她也一度好奇过从来深爱妈妈的爸爸怎么会在外面还有一个和她同年的女儿,这当中到底还有怎样的故事?她相信爸爸对妈妈的爱,爸爸是个善良的人,连毫无血缘关系的宁澈都肯收养,怎么可能会弃自己的亲生女儿于不顾!
一切都被迷雾笼罩,可是爸爸走了,没有人能够给她答案,她更不敢去问希希,那应该也是希希的痛。
但是叶家欠希希的,这成了铁一般的事实!
她愿意替爸爸想弥补希希曾经所缺失的亲情,可是希希什么也不要,她只要——她不幸福!
如果六年后她的要求依旧只是要她不幸福,那么,她也会——继续按她的要求做下去,远离这些熟悉的人,远离她的幸福,她的苏榭!
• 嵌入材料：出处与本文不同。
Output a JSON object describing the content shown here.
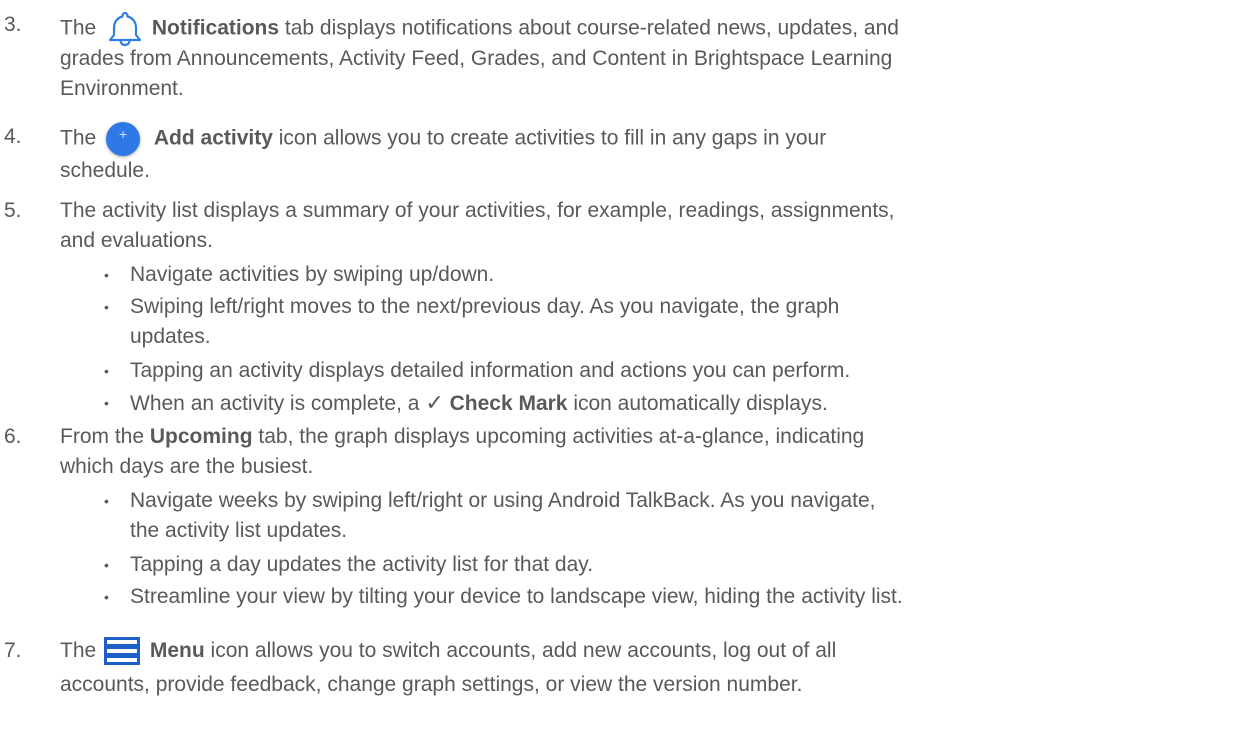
{
  "items": [
    {
      "number": "3.",
      "lines": [
        {
          "before": "The",
          "icon": "bell-icon",
          "bold": "Notifications",
          "after": "tab displays notifications about course-related news, updates, and"
        },
        {
          "text": "grades from Announcements, Activity Feed, Grades, and Content in Brightspace Learning"
        },
        {
          "text": "Environment."
        }
      ]
    },
    {
      "number": "4.",
      "lines": [
        {
          "before": "The",
          "icon": "add-activity-icon",
          "icon_glyph": "+",
          "bold": "Add activity",
          "after": "icon allows you to create activities to fill in any gaps in your"
        },
        {
          "text": "schedule."
        }
      ]
    },
    {
      "number": "5.",
      "lines": [
        {
          "text": "The activity list displays a summary of your activities, for example, readings, assignments,"
        },
        {
          "text": "and evaluations."
        }
      ],
      "bullets": [
        {
          "lines": [
            "Navigate activities by swiping up/down."
          ]
        },
        {
          "lines": [
            "Swiping left/right moves to the next/previous day. As you navigate, the graph",
            "updates."
          ]
        },
        {
          "lines": [
            "Tapping an activity displays detailed information and actions you can perform."
          ]
        },
        {
          "before": "When an activity is complete, a",
          "icon": "check-mark-icon",
          "icon_glyph": "✓",
          "bold": "Check Mark",
          "after": "icon automatically displays."
        }
      ]
    },
    {
      "number": "6.",
      "lines": [
        {
          "before": "From the",
          "bold": "Upcoming",
          "after": "tab, the graph displays upcoming activities at-a-glance, indicating"
        },
        {
          "text": "which days are the busiest."
        }
      ],
      "bullets": [
        {
          "lines": [
            "Navigate weeks by swiping left/right or using Android TalkBack. As you navigate,",
            "the activity list updates."
          ]
        },
        {
          "lines": [
            "Tapping a day updates the activity list for that day."
          ]
        },
        {
          "lines": [
            "Streamline your view by tilting your device to landscape view, hiding the activity list."
          ]
        }
      ]
    },
    {
      "number": "7.",
      "lines": [
        {
          "before": "The",
          "icon": "menu-icon",
          "bold": "Menu",
          "after": "icon allows you to switch accounts, add new accounts, log out of all"
        },
        {
          "text": "accounts, provide feedback, change graph settings, or view the version number."
        }
      ]
    }
  ],
  "bullet_glyph": "•",
  "colors": {
    "text": "#595959",
    "bell_icon": "#2f7fe0",
    "add_button": "#2f79e6",
    "menu_icon": "#1e5fc8"
  }
}
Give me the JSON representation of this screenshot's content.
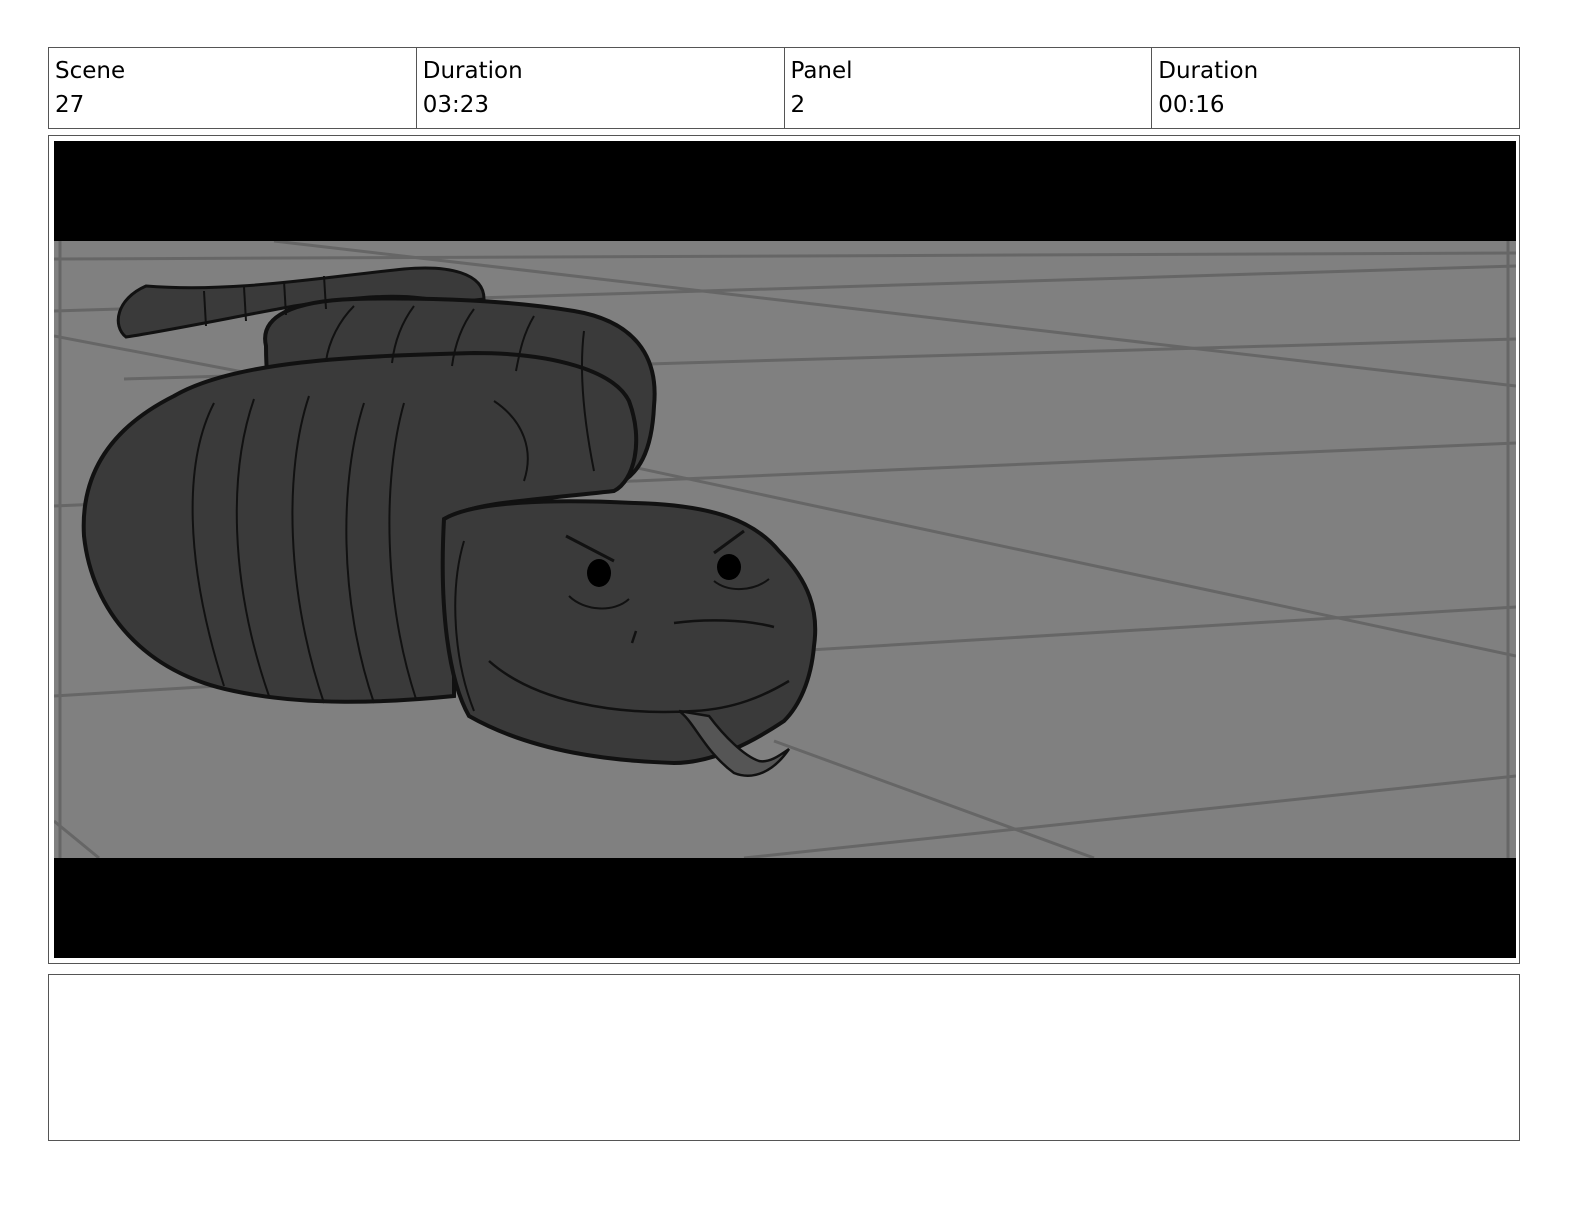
{
  "header": {
    "cells": [
      {
        "label": "Scene",
        "value": "27"
      },
      {
        "label": "Duration",
        "value": "03:23"
      },
      {
        "label": "Panel",
        "value": "2"
      },
      {
        "label": "Duration",
        "value": "00:16"
      }
    ]
  },
  "panel": {
    "subject": "snake-illustration",
    "colors": {
      "letterbox": "#000000",
      "floor": "#808080",
      "floor_lines": "#666666",
      "snake_body": "#3a3a3a",
      "outline": "#111111"
    }
  },
  "notes": {
    "text": ""
  }
}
从卫生间里出来,她的脸色依旧泛着苍白,步子有些虚浮,苏榭过来想扶住她,她几乎毫不犹豫地就躲开了他伸来的手。
苏榭的手落空,眉心不觉一皱!
叶青杳感觉有一道目光在看着这一幕,迎着目光抬头,果然看见了希希。她的唇勾起,绽放出一个妖娆的笑容,似是对刚刚那一幕极为满意。
希希还要赶通告,来参加这场婚礼已经是挤出来的时间,很快就离开了。小悠和田伟被宾客们包围着,青杳远远地看着,手里端着的橙汁很久也没有喝半口!
她开始疏远苏榭,避开见到他的机会,避开一切可能有他出现的场合,连小悠约她出去吃饭,她也推辞不去。
“为什么躲着我?”早上去上班一出门就被苏榭拦住,他目光灼灼的看着她,等待她的解释!
明明两人的关系已经融洽了很多,她却突然又开始躲他,即使再有耐心苏榭也有些恼怒了,也许这样躲着躲着有一天她又会突然消失了。
他无法忍受再等一个六年!
“我……没有躲你。”为什么他还要来呢?他那么骄傲的人,这样放下面子来找她,她不是不感动,但与其长久地痛苦下去,不如如今就彻底把他推出她的世界,她平静得连眼睛也不眨地开口,“苏榭,你不要缠着我了,我不喜欢你!”那样冷静的声音,那样绝情的话语。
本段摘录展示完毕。